Juan el Bautista, en su vida en el desierto, fue enseñado de Dios…
Cristo era su estudio, su meditación, hasta que su mente, su corazón y su alma quedaron llenos de la gloriosa visión. Miraba al Rey en su hermosura, y perdía de vista al yo. Contemplaba la majestad de la santidad, y se reconocía ineficiente e indigno…
Sin argumentos elaborados ni sutiles teorías, declaró Juan su mensaje. Sorprendente y severa, aunque llena de esperanza, se oía su voz en el desierto: “Arrepentíos, que el reino de los cielos se ha acercado”. Conmovió al pueblo con nuevo y extraño poder. Toda la nación fue sacudida. Multitudes acudieron al desierto… Todos, aun el fariseo y el saduceo, el frío y empedernido burlador, se iban, acallado el escarnio, y el corazón compenetrado del sentimiento de sus pecados. Herodes en su palacio oyó el mensaje, y el orgulloso y empedernido gobernador tembló ante el llamado al arrepentimiento.
En este tiempo, justamente antes de la segunda venida de Cristo en las nubes de los cielos, se ha de hacer una obra como la de Juan el Bautista. Dios llama a hombres que preparen un pueblo para que subsista en el gran día del Señor… En nuestro carácter de pueblo que cree en la inminente venida de Cristo, tenemos un mensaje que dar: “Aparéjate para venir al encuentro a tu Dios”. Nuestro mensaje debe ser tan directo como el de Juan…
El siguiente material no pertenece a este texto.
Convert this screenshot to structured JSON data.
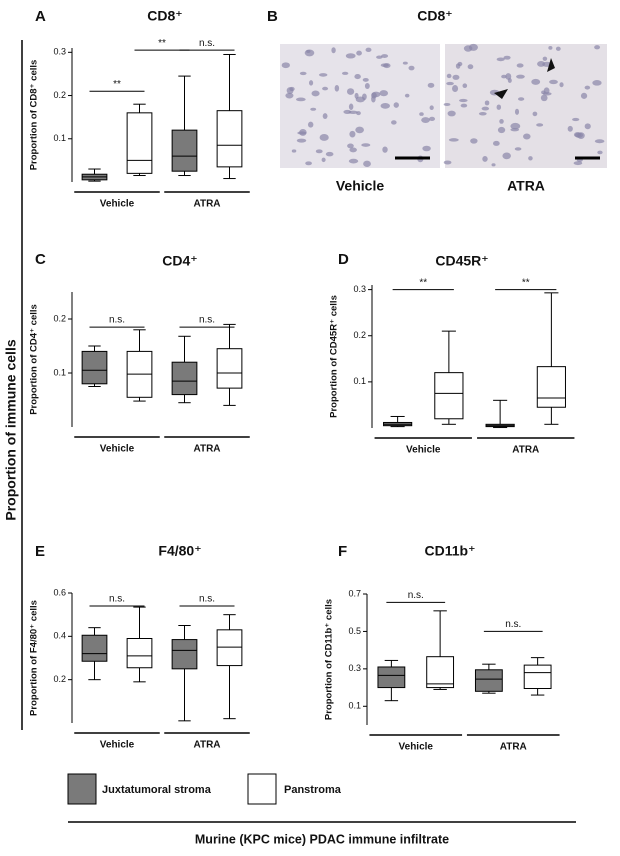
{
  "figure": {
    "y_label": "Proportion of immune cells",
    "caption": "Murine (KPC mice) PDAC immune infiltrate",
    "legend": [
      {
        "name": "Juxtatumoral stroma",
        "color": "#7a7a7a"
      },
      {
        "name": "Panstroma",
        "color": "#ffffff"
      }
    ],
    "panel_b": {
      "letter": "B",
      "title": "CD8⁺",
      "images": [
        "Vehicle",
        "ATRA"
      ]
    }
  },
  "chart_data": [
    {
      "type": "box",
      "letter": "A",
      "title": "CD8⁺",
      "y_label": "Proportion of CD8⁺ cells",
      "categories": [
        "Vehicle",
        "ATRA"
      ],
      "ylim": [
        0,
        0.31
      ],
      "yticks": [
        0.1,
        0.2,
        0.3
      ],
      "series": [
        {
          "boxes": [
            {
              "min": 0.002,
              "q1": 0.005,
              "median": 0.012,
              "q3": 0.018,
              "max": 0.03
            },
            {
              "min": 0.015,
              "q1": 0.025,
              "median": 0.06,
              "q3": 0.12,
              "max": 0.245
            }
          ]
        },
        {
          "boxes": [
            {
              "min": 0.015,
              "q1": 0.02,
              "median": 0.05,
              "q3": 0.16,
              "max": 0.18
            },
            {
              "min": 0.008,
              "q1": 0.035,
              "median": 0.085,
              "q3": 0.165,
              "max": 0.295
            }
          ]
        }
      ],
      "significance": [
        {
          "label": "**",
          "from": 0,
          "to": 1,
          "y": 0.21
        },
        {
          "label": "**",
          "from": 1,
          "to": 2,
          "y": 0.305
        },
        {
          "label": "n.s.",
          "from": 2,
          "to": 3,
          "y": 0.305
        }
      ]
    },
    {
      "type": "box",
      "letter": "C",
      "title": "CD4⁺",
      "y_label": "Proportion of CD4⁺ cells",
      "categories": [
        "Vehicle",
        "ATRA"
      ],
      "ylim": [
        0,
        0.25
      ],
      "yticks": [
        0.1,
        0.2
      ],
      "series": [
        {
          "boxes": [
            {
              "min": 0.075,
              "q1": 0.08,
              "median": 0.105,
              "q3": 0.14,
              "max": 0.15
            },
            {
              "min": 0.045,
              "q1": 0.06,
              "median": 0.085,
              "q3": 0.12,
              "max": 0.168
            }
          ]
        },
        {
          "boxes": [
            {
              "min": 0.048,
              "q1": 0.055,
              "median": 0.098,
              "q3": 0.14,
              "max": 0.18
            },
            {
              "min": 0.04,
              "q1": 0.072,
              "median": 0.1,
              "q3": 0.145,
              "max": 0.19
            }
          ]
        }
      ],
      "significance": [
        {
          "label": "n.s.",
          "from": 0,
          "to": 1,
          "y": 0.185
        },
        {
          "label": "n.s.",
          "from": 2,
          "to": 3,
          "y": 0.185
        }
      ]
    },
    {
      "type": "box",
      "letter": "D",
      "title": "CD45R⁺",
      "y_label": "Proportion of CD45R⁺ cells",
      "categories": [
        "Vehicle",
        "ATRA"
      ],
      "ylim": [
        0,
        0.31
      ],
      "yticks": [
        0.1,
        0.2,
        0.3
      ],
      "series": [
        {
          "boxes": [
            {
              "min": 0.003,
              "q1": 0.005,
              "median": 0.008,
              "q3": 0.012,
              "max": 0.025
            },
            {
              "min": 0.001,
              "q1": 0.003,
              "median": 0.005,
              "q3": 0.008,
              "max": 0.06
            }
          ]
        },
        {
          "boxes": [
            {
              "min": 0.008,
              "q1": 0.02,
              "median": 0.075,
              "q3": 0.12,
              "max": 0.21
            },
            {
              "min": 0.008,
              "q1": 0.045,
              "median": 0.065,
              "q3": 0.133,
              "max": 0.293
            }
          ]
        }
      ],
      "significance": [
        {
          "label": "**",
          "from": 0,
          "to": 1,
          "y": 0.3
        },
        {
          "label": "**",
          "from": 2,
          "to": 3,
          "y": 0.3
        }
      ]
    },
    {
      "type": "box",
      "letter": "E",
      "title": "F4/80⁺",
      "y_label": "Proportion of F4/80⁺ cells",
      "categories": [
        "Vehicle",
        "ATRA"
      ],
      "ylim": [
        0,
        0.6
      ],
      "yticks": [
        0.2,
        0.4,
        0.6
      ],
      "series": [
        {
          "boxes": [
            {
              "min": 0.2,
              "q1": 0.285,
              "median": 0.32,
              "q3": 0.405,
              "max": 0.44
            },
            {
              "min": 0.01,
              "q1": 0.25,
              "median": 0.335,
              "q3": 0.385,
              "max": 0.45
            }
          ]
        },
        {
          "boxes": [
            {
              "min": 0.19,
              "q1": 0.255,
              "median": 0.31,
              "q3": 0.39,
              "max": 0.535
            },
            {
              "min": 0.02,
              "q1": 0.265,
              "median": 0.35,
              "q3": 0.43,
              "max": 0.5
            }
          ]
        }
      ],
      "significance": [
        {
          "label": "n.s.",
          "from": 0,
          "to": 1,
          "y": 0.54
        },
        {
          "label": "n.s.",
          "from": 2,
          "to": 3,
          "y": 0.54
        }
      ]
    },
    {
      "type": "box",
      "letter": "F",
      "title": "CD11b⁺",
      "y_label": "Proportion of CD11b⁺ cells",
      "categories": [
        "Vehicle",
        "ATRA"
      ],
      "ylim": [
        0,
        0.7
      ],
      "yticks": [
        0.1,
        0.3,
        0.5,
        0.7
      ],
      "series": [
        {
          "boxes": [
            {
              "min": 0.13,
              "q1": 0.2,
              "median": 0.265,
              "q3": 0.31,
              "max": 0.345
            },
            {
              "min": 0.17,
              "q1": 0.18,
              "median": 0.245,
              "q3": 0.295,
              "max": 0.325
            }
          ]
        },
        {
          "boxes": [
            {
              "min": 0.19,
              "q1": 0.2,
              "median": 0.22,
              "q3": 0.365,
              "max": 0.61
            },
            {
              "min": 0.16,
              "q1": 0.195,
              "median": 0.28,
              "q3": 0.32,
              "max": 0.36
            }
          ]
        }
      ],
      "significance": [
        {
          "label": "n.s.",
          "from": 0,
          "to": 1,
          "y": 0.655
        },
        {
          "label": "n.s.",
          "from": 2,
          "to": 3,
          "y": 0.5
        }
      ]
    }
  ]
}
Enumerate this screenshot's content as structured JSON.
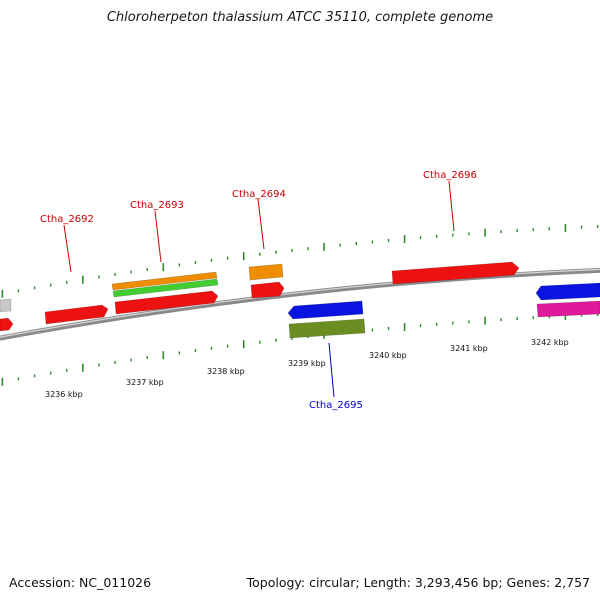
{
  "title": "Chloroherpeton thalassium ATCC 35110, complete genome",
  "footer": {
    "accession": "Accession: NC_011026",
    "summary": "Topology: circular; Length: 3,293,456 bp; Genes: 2,757"
  },
  "colors": {
    "backbone": "#8a8a8a",
    "ticks": "#2e8b2e",
    "label_forward": "#cc0000",
    "label_reverse": "#0000cc",
    "red": "#ee1111",
    "orange": "#f08c00",
    "green": "#44cc33",
    "blue": "#0a14e0",
    "olive": "#6b8e23",
    "magenta": "#e0189a",
    "grey": "#c8c8c8"
  },
  "scale_labels": [
    "3236 kbp",
    "3237 kbp",
    "3238 kbp",
    "3239 kbp",
    "3240 kbp",
    "3241 kbp",
    "3242 kbp"
  ],
  "gene_labels": [
    {
      "name": "Ctha_2692",
      "strand": "forward"
    },
    {
      "name": "Ctha_2693",
      "strand": "forward"
    },
    {
      "name": "Ctha_2694",
      "strand": "forward"
    },
    {
      "name": "Ctha_2696",
      "strand": "forward"
    },
    {
      "name": "Ctha_2695",
      "strand": "reverse"
    }
  ]
}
A fin de dar un mensaje como el que dio Juan, debemos tener una experiencia espiritual como la suya. Debe hacerse la misma obra en nosotros. Debemos contemplar a Dios, y al contemplarlo, perdernos a nosotros mismos de vista.
Mirando con fe al Redentor, Juan se había elevado a la altura de la abnegación. No trataba de atraer a los hombres a sí mismo, sino de elevar sus pensamientos siempre más alto, hasta que reposasen en el Cordero de Dios… Aquellos que sean fieles a su vocación como mensajeros de Dios, no tratarán de honrarse a sí mismos. El amor al yo será absorbido por el amor a Cristo. Reconocerán que su obra es proclamar, como proclamó Juan el Bautista: “He aquí el Cordero de Dios que quita el pecado del mundo” (Obreros Evangélicos, págs. 55-58).